Ils étaient présents pour soutenir le candidat : Annie Genevard, ministre de l'Agriculture, les députés Laurent Croizier, Justine Gruet, la sénatrice Annick Jacquemet et Jean-François Longeot et Jacques Grosperrin, la présidente du département Christine Bouquin. Et plusieurs élus du Grand Besançon tels que Gabriel Baulieu et Pascal Routhier ou encore Jean-Baptiste Gagnoux, maire de Dole, Alain Chrétien, maire de Vesoul ou encore Damien Meslot, ancien député.
"On va saluer notre futur maire de Besançon (…) Dans trois jours, on lui remettra les clés de la ville", lance d’emblée l’animateur de la soirée. Si le ton est donné, les partisans se lèvent d’un bond, drapeau et programme du candidat à la main, lors de l’arrivée de Ludovic Fagaut dans la salle.
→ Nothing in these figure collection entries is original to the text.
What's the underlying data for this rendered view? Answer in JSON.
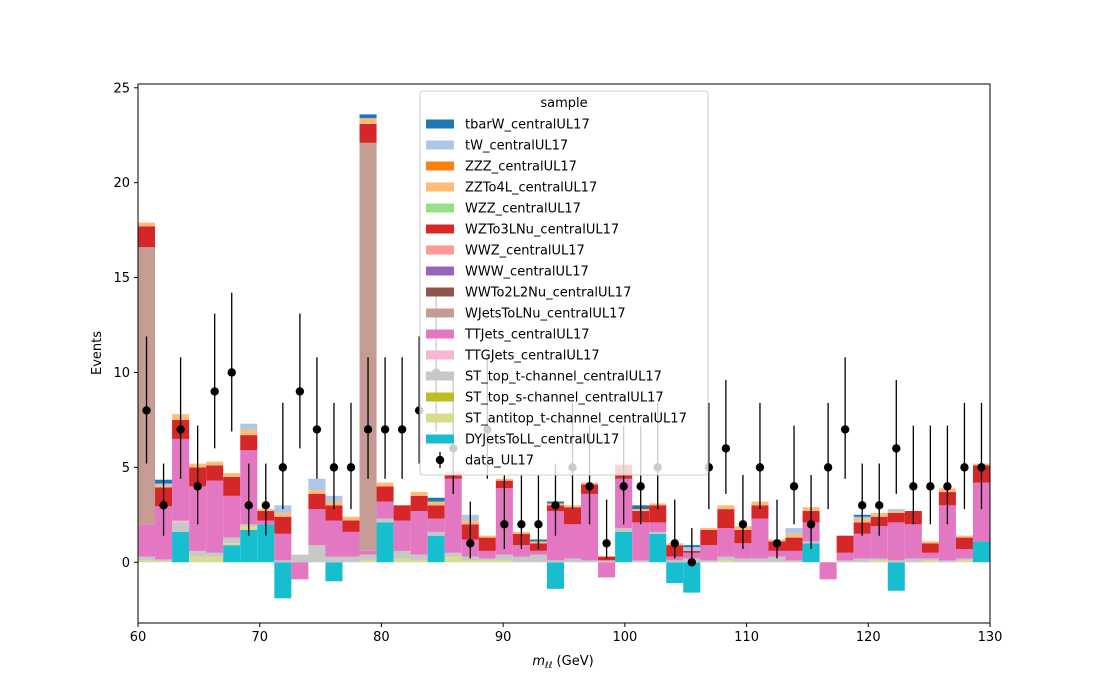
{
  "chart_data": {
    "type": "bar",
    "subtype": "stacked-histogram-with-data-points",
    "title": "",
    "xlabel": "m_ℓℓ (GeV)",
    "xlabel_main": "m",
    "xlabel_sub": "ℓℓ",
    "xlabel_unit": " (GeV)",
    "ylabel": "Events",
    "xlim": [
      60,
      130
    ],
    "ylim": [
      -3.2,
      25.2
    ],
    "bin_width": 1.4,
    "xticks": [
      60,
      70,
      80,
      90,
      100,
      110,
      120,
      130
    ],
    "yticks": [
      0,
      5,
      10,
      15,
      20,
      25
    ],
    "grid": false,
    "legend": {
      "title": "sample",
      "placement": "top-center",
      "entries": [
        {
          "name": "tbarW_centralUL17",
          "color": "#1f77b4"
        },
        {
          "name": "tW_centralUL17",
          "color": "#aec7e8"
        },
        {
          "name": "ZZZ_centralUL17",
          "color": "#ff7f0e"
        },
        {
          "name": "ZZTo4L_centralUL17",
          "color": "#ffbb78"
        },
        {
          "name": "WZZ_centralUL17",
          "color": "#98df8a"
        },
        {
          "name": "WZTo3LNu_centralUL17",
          "color": "#d62728"
        },
        {
          "name": "WWZ_centralUL17",
          "color": "#ff9896"
        },
        {
          "name": "WWW_centralUL17",
          "color": "#9467bd"
        },
        {
          "name": "WWTo2L2Nu_centralUL17",
          "color": "#8c564b"
        },
        {
          "name": "WJetsToLNu_centralUL17",
          "color": "#c49c94"
        },
        {
          "name": "TTJets_centralUL17",
          "color": "#e377c2"
        },
        {
          "name": "TTGJets_centralUL17",
          "color": "#f7b6d2"
        },
        {
          "name": "ST_top_t-channel_centralUL17",
          "color": "#c7c7c7"
        },
        {
          "name": "ST_top_s-channel_centralUL17",
          "color": "#bcbd22"
        },
        {
          "name": "ST_antitop_t-channel_centralUL17",
          "color": "#dbdb8d"
        },
        {
          "name": "DYJetsToLL_centralUL17",
          "color": "#17becf"
        },
        {
          "name": "data_UL17",
          "color": "#000000",
          "marker": "errorbar"
        }
      ]
    },
    "stack_order": [
      "DY",
      "STat",
      "STs",
      "STt",
      "TTG",
      "TT",
      "WJ",
      "WZ",
      "ZZ",
      "tW",
      "tbarW"
    ],
    "stack_colors": {
      "DY": "#17becf",
      "STat": "#dbdb8d",
      "STs": "#bcbd22",
      "STt": "#c7c7c7",
      "TTG": "#f7b6d2",
      "TT": "#e377c2",
      "WJ": "#c49c94",
      "WZ": "#d62728",
      "ZZ": "#ffbb78",
      "tW": "#aec7e8",
      "tbarW": "#1f77b4"
    },
    "bins": [
      {
        "DY": 0,
        "STat": 0.1,
        "STt": 0.2,
        "TT": 1.7,
        "WJ": 14.6,
        "WZ": 1.1,
        "ZZ": 0.2
      },
      {
        "DY": 0,
        "STat": 0.05,
        "STt": 0.1,
        "TT": 2.8,
        "WZ": 1.0,
        "ZZ": 0.1,
        "tW": 0.1,
        "tbarW": 0.2
      },
      {
        "DY": 1.6,
        "STat": 0,
        "STt": 0.5,
        "TTG": 0.1,
        "TT": 4.3,
        "WZ": 1.0,
        "ZZ": 0.3
      },
      {
        "DY": 0,
        "STat": 0.3,
        "STt": 0.3,
        "TT": 3.4,
        "WZ": 1.0,
        "ZZ": 0.2
      },
      {
        "DY": 0,
        "STat": 0.3,
        "STt": 0.2,
        "TT": 3.8,
        "WZ": 0.8,
        "ZZ": 0.2
      },
      {
        "DY": 0.9,
        "STat": 0.1,
        "STt": 0.3,
        "TT": 2.2,
        "WZ": 1.0,
        "ZZ": 0.2
      },
      {
        "DY": 1.7,
        "STat": 0.2,
        "STt": 0.1,
        "TT": 3.9,
        "WZ": 0.8,
        "ZZ": 0.3,
        "tW": 0.3
      },
      {
        "DY": 2.0,
        "TT": 0.2,
        "WZ": 0.5,
        "ZZ": 0.1
      },
      {
        "DY": -1.9,
        "STt": 0.1,
        "TT": 1.4,
        "WZ": 0.9,
        "ZZ": 0.2,
        "tW": 0.4
      },
      {
        "DY": 0,
        "TT": -0.9,
        "STt": 0.4
      },
      {
        "DY": 0,
        "STt": 0.9,
        "TT": 1.9,
        "WZ": 0.8,
        "ZZ": 0.2,
        "tW": 0.6
      },
      {
        "DY": -1.0,
        "STt": 0.3,
        "TT": 1.9,
        "WZ": 0.8,
        "ZZ": 0.2,
        "tW": 0.3
      },
      {
        "DY": 0,
        "STt": 0.3,
        "TT": 1.3,
        "WZ": 0.6,
        "ZZ": 0.2
      },
      {
        "DY": 0,
        "STat": 0.1,
        "STt": 0.3,
        "TT": 0.2,
        "WJ": 21.5,
        "WZ": 1.0,
        "ZZ": 0.3,
        "tbarW": 0.2
      },
      {
        "DY": 2.1,
        "STt": 0.2,
        "TT": 0.9,
        "WZ": 0.8,
        "ZZ": 0.2
      },
      {
        "DY": 0,
        "STat": 0.2,
        "STt": 0.4,
        "TT": 1.6,
        "WZ": 0.8
      },
      {
        "DY": 0,
        "STat": 0.1,
        "STt": 0.3,
        "TT": 2.3,
        "WZ": 0.8,
        "ZZ": 0.2
      },
      {
        "DY": 1.4,
        "STt": 0.2,
        "TT": 0.7,
        "WZ": 0.7,
        "ZZ": 0.2,
        "tbarW": 0.2
      },
      {
        "DY": 0,
        "STat": 0.3,
        "STt": 0.2,
        "TT": 3.9,
        "WZ": 0.2,
        "ZZ": 0.2
      },
      {
        "DY": 0,
        "STat": 0.1,
        "STt": 0.2,
        "TT": 0.9,
        "WZ": 0.8,
        "ZZ": 0.2,
        "tW": 0.3
      },
      {
        "DY": 0,
        "STat": 0.1,
        "STt": 0.1,
        "TT": 0.4,
        "WZ": 0.7,
        "ZZ": 0.1
      },
      {
        "DY": 0,
        "STat": 0.1,
        "STt": 0.3,
        "TT": 3.5,
        "WZ": 0.4,
        "ZZ": 0.1
      },
      {
        "DY": 0,
        "STt": 0.3,
        "TT": 0.6,
        "WZ": 0.6,
        "ZZ": 0.1
      },
      {
        "DY": 0,
        "STt": 0.4,
        "TT": 0.2,
        "WZ": 0.4,
        "ZZ": 0.1,
        "tbarW": 0.1
      },
      {
        "DY": -1.4,
        "STt": 0.1,
        "TT": 2.6,
        "WZ": 0.3,
        "ZZ": 0.1,
        "tbarW": 0.1
      },
      {
        "DY": 0,
        "STt": 0.2,
        "TT": 1.8,
        "WZ": 0.9,
        "ZZ": 0.1
      },
      {
        "DY": 0,
        "STt": 0.1,
        "TT": 3.5,
        "WZ": 0.5,
        "ZZ": 0.1
      },
      {
        "DY": 0,
        "STt": 0.1,
        "TT": -0.8,
        "WZ": 0.2
      },
      {
        "DY": 1.6,
        "STt": 0.2,
        "TT": 2.6,
        "WZ": 0.7,
        "ZZ": 0.1
      },
      {
        "DY": 0,
        "STt": 0.1,
        "TT": 2.0,
        "WZ": 0.6,
        "ZZ": 0.1,
        "tbarW": 0.2
      },
      {
        "DY": 1.5,
        "STt": 0.1,
        "TT": 0.5,
        "WZ": 0.9,
        "ZZ": 0.1
      },
      {
        "DY": -1.1,
        "STt": 0.1,
        "TT": 0.2,
        "WZ": 0.6,
        "ZZ": 0.1
      },
      {
        "DY": -1.6,
        "STt": 0.2,
        "TT": 0.3,
        "WZ": 0.1,
        "tW": 0.2,
        "tbarW": 0.1
      },
      {
        "DY": 0,
        "STt": 0.1,
        "TT": 0.8,
        "WZ": 0.8,
        "ZZ": 0.1
      },
      {
        "DY": 0,
        "STat": 0.1,
        "STt": 0.2,
        "TT": 1.5,
        "WZ": 1.0,
        "ZZ": 0.2
      },
      {
        "DY": 0,
        "STt": 0.2,
        "TT": 0.8,
        "WZ": 0.7,
        "ZZ": 0.2
      },
      {
        "DY": 0,
        "STt": 0.2,
        "TT": 2.1,
        "WZ": 0.7,
        "ZZ": 0.2
      },
      {
        "DY": 0,
        "STt": 0.3,
        "TT": 0.3,
        "WZ": 0.5,
        "ZZ": 0.1
      },
      {
        "DY": 0,
        "STt": 0.1,
        "TT": 0.5,
        "WZ": 0.7,
        "ZZ": 0.2,
        "tW": 0.3
      },
      {
        "DY": 1.0,
        "STt": 0.1,
        "TT": 1.0,
        "WZ": 0.6,
        "ZZ": 0.2
      },
      {
        "DY": 0,
        "TT": -0.9
      },
      {
        "DY": 0,
        "STt": 0.1,
        "TT": 0.4,
        "WZ": 0.9
      },
      {
        "DY": 0,
        "STt": 0.2,
        "TT": 1.3,
        "WZ": 0.6,
        "ZZ": 0.2,
        "tW": 0.1,
        "tbarW": 0.1
      },
      {
        "DY": 0,
        "STat": 0.1,
        "STt": 0.1,
        "TT": 1.7,
        "WZ": 0.5,
        "ZZ": 0.2
      },
      {
        "DY": -1.5,
        "STt": 0.1,
        "TT": 2.0,
        "WZ": 0.5,
        "ZZ": 0.1,
        "tW": 0.1
      },
      {
        "DY": 0,
        "STt": 0.2,
        "TT": 1.8,
        "WZ": 0.7
      },
      {
        "DY": 0,
        "STat": 0.1,
        "STt": 0.1,
        "TT": 0.3,
        "WZ": 0.5,
        "ZZ": 0.1
      },
      {
        "DY": 0,
        "STt": 0.1,
        "TT": 2.9,
        "WZ": 0.7,
        "ZZ": 0.2
      },
      {
        "DY": 0,
        "STat": 0.1,
        "STt": 0.1,
        "TT": 0.5,
        "WZ": 0.6,
        "ZZ": 0.1
      },
      {
        "DY": 1.1,
        "TT": 3.1,
        "WZ": 0.9,
        "ZZ": 0.1
      }
    ],
    "data_points": [
      {
        "x": 60.7,
        "y": 8,
        "lo": 5.2,
        "hi": 11.9
      },
      {
        "x": 62.1,
        "y": 3,
        "lo": 1.4,
        "hi": 5.2
      },
      {
        "x": 63.5,
        "y": 7,
        "lo": 4.4,
        "hi": 10.8
      },
      {
        "x": 64.9,
        "y": 4,
        "lo": 2.0,
        "hi": 7.2
      },
      {
        "x": 66.3,
        "y": 9,
        "lo": 6.0,
        "hi": 13.1
      },
      {
        "x": 67.7,
        "y": 10,
        "lo": 6.9,
        "hi": 14.2
      },
      {
        "x": 69.1,
        "y": 3,
        "lo": 1.4,
        "hi": 5.2
      },
      {
        "x": 70.5,
        "y": 3,
        "lo": 1.4,
        "hi": 5.2
      },
      {
        "x": 71.9,
        "y": 5,
        "lo": 2.8,
        "hi": 8.4
      },
      {
        "x": 73.3,
        "y": 9,
        "lo": 6.0,
        "hi": 13.1
      },
      {
        "x": 74.7,
        "y": 7,
        "lo": 4.4,
        "hi": 10.8
      },
      {
        "x": 76.1,
        "y": 5,
        "lo": 2.8,
        "hi": 8.4
      },
      {
        "x": 77.5,
        "y": 5,
        "lo": 2.8,
        "hi": 8.4
      },
      {
        "x": 78.9,
        "y": 7,
        "lo": 4.4,
        "hi": 10.8
      },
      {
        "x": 80.3,
        "y": 7,
        "lo": 4.4,
        "hi": 10.8
      },
      {
        "x": 81.7,
        "y": 7,
        "lo": 4.4,
        "hi": 10.8
      },
      {
        "x": 83.1,
        "y": 8,
        "lo": 5.2,
        "hi": 11.9
      },
      {
        "x": 84.5,
        "y": 10,
        "lo": 6.9,
        "hi": 14.2
      },
      {
        "x": 85.9,
        "y": 6,
        "lo": 3.6,
        "hi": 9.6
      },
      {
        "x": 87.3,
        "y": 1,
        "lo": 0.2,
        "hi": 3.2
      },
      {
        "x": 88.7,
        "y": 7,
        "lo": 4.4,
        "hi": 10.8
      },
      {
        "x": 90.1,
        "y": 2,
        "lo": 0.7,
        "hi": 4.6
      },
      {
        "x": 91.5,
        "y": 2,
        "lo": 0.7,
        "hi": 4.6
      },
      {
        "x": 92.9,
        "y": 2,
        "lo": 0.7,
        "hi": 4.6
      },
      {
        "x": 94.3,
        "y": 3,
        "lo": 1.4,
        "hi": 5.2
      },
      {
        "x": 95.7,
        "y": 5,
        "lo": 2.8,
        "hi": 8.4
      },
      {
        "x": 97.1,
        "y": 4,
        "lo": 2.0,
        "hi": 7.2
      },
      {
        "x": 98.5,
        "y": 1,
        "lo": 0.2,
        "hi": 3.3
      },
      {
        "x": 99.9,
        "y": 4,
        "lo": 2.0,
        "hi": 7.2
      },
      {
        "x": 101.3,
        "y": 4,
        "lo": 2.0,
        "hi": 7.2
      },
      {
        "x": 102.7,
        "y": 5,
        "lo": 2.8,
        "hi": 8.4
      },
      {
        "x": 104.1,
        "y": 1,
        "lo": 0.2,
        "hi": 3.3
      },
      {
        "x": 105.5,
        "y": 0,
        "lo": 0,
        "hi": 1.8
      },
      {
        "x": 106.9,
        "y": 5,
        "lo": 2.8,
        "hi": 8.4
      },
      {
        "x": 108.3,
        "y": 6,
        "lo": 3.6,
        "hi": 9.6
      },
      {
        "x": 109.7,
        "y": 2,
        "lo": 0.7,
        "hi": 4.6
      },
      {
        "x": 111.1,
        "y": 5,
        "lo": 2.8,
        "hi": 8.4
      },
      {
        "x": 112.5,
        "y": 1,
        "lo": 0.2,
        "hi": 3.3
      },
      {
        "x": 113.9,
        "y": 4,
        "lo": 2.0,
        "hi": 7.2
      },
      {
        "x": 115.3,
        "y": 2,
        "lo": 0.7,
        "hi": 4.6
      },
      {
        "x": 116.7,
        "y": 5,
        "lo": 2.8,
        "hi": 8.4
      },
      {
        "x": 118.1,
        "y": 7,
        "lo": 4.4,
        "hi": 10.8
      },
      {
        "x": 119.5,
        "y": 3,
        "lo": 1.4,
        "hi": 5.2
      },
      {
        "x": 120.9,
        "y": 3,
        "lo": 1.4,
        "hi": 5.2
      },
      {
        "x": 122.3,
        "y": 6,
        "lo": 3.6,
        "hi": 9.6
      },
      {
        "x": 123.7,
        "y": 4,
        "lo": 2.0,
        "hi": 7.2
      },
      {
        "x": 125.1,
        "y": 4,
        "lo": 2.0,
        "hi": 7.2
      },
      {
        "x": 126.5,
        "y": 4,
        "lo": 2.0,
        "hi": 7.2
      },
      {
        "x": 127.9,
        "y": 5,
        "lo": 2.8,
        "hi": 8.4
      },
      {
        "x": 129.3,
        "y": 5,
        "lo": 2.8,
        "hi": 8.4
      }
    ]
  }
}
Des prises de parole et des tables rondes durant la soirée
Le meeting a été ponctué de plusieurs interventions. Pour entamer la soirée, une vidéo a été diffusée montrant le candidat LR distribuant des tracts à Besançon. Elle s’est poursuivi avec l’intervention d’une infirmière libérale, Nadia Michon et d’une enseignante du premier degré à l’école de la Butte de Besançon, Agnès Mougey.
L’infirmière a déploré plusieurs éléments avec un travail des professionnels de terrain qui "ne cessent de se dégrader" en lien avec les déplacements au cœur de ville. Ella fait remarqué la "seule voir de circulation rue de la Cassotte", "l’interdiction d’utiliser les voie réservés aux riverains", "les problèmes de stationnement", "des axes bouchés aux heures de pointe" et des "chantiers simultanés" qui perturbent les tournées des soignants.
La professeure des écoles a, quant à elle, pris en exemple l’école de la Butte qui est accessible aux regards suite à la coupe des haies, un problème, selon elle, avec la proximité de la prison et des allée et venus. Elle a également déploré l’absence de préau couvert, "le manque d’accès à l’eau chaude" pour les élèves et le chauffage qui "baissent dès 16h30" en hiver.

Intervention de deux élus du Grand Besançon
Après avoir rappelé que les élections municipales sont aussi des élections communautaires, Gabriel Baulieu, 1er vice-président du Grand Besançon et ancien maire de Serre-les-Sapins a lancé : "nous avons vu ralentir le rythme et l’enthousiasme lors de ce mandat", lance-t-il en expliquant qu’il y a eu un "problème de respect des délégations" et un "problème de fonctionnement" : "Il n'y a pas eu d’exécutif collectif et nous avons demandé cela depuis le début", précise-t-il.
Au tour de Pascal Routhier, 3e vice-président en charge de l’habitant d’épingler le mandat sortant : "C’est morne plaine (…) au début, on été tous motivés", précise l’élu qui déplore le manque développement des zones notamment en lien avec Saint-Vit, commune dont il est le maire.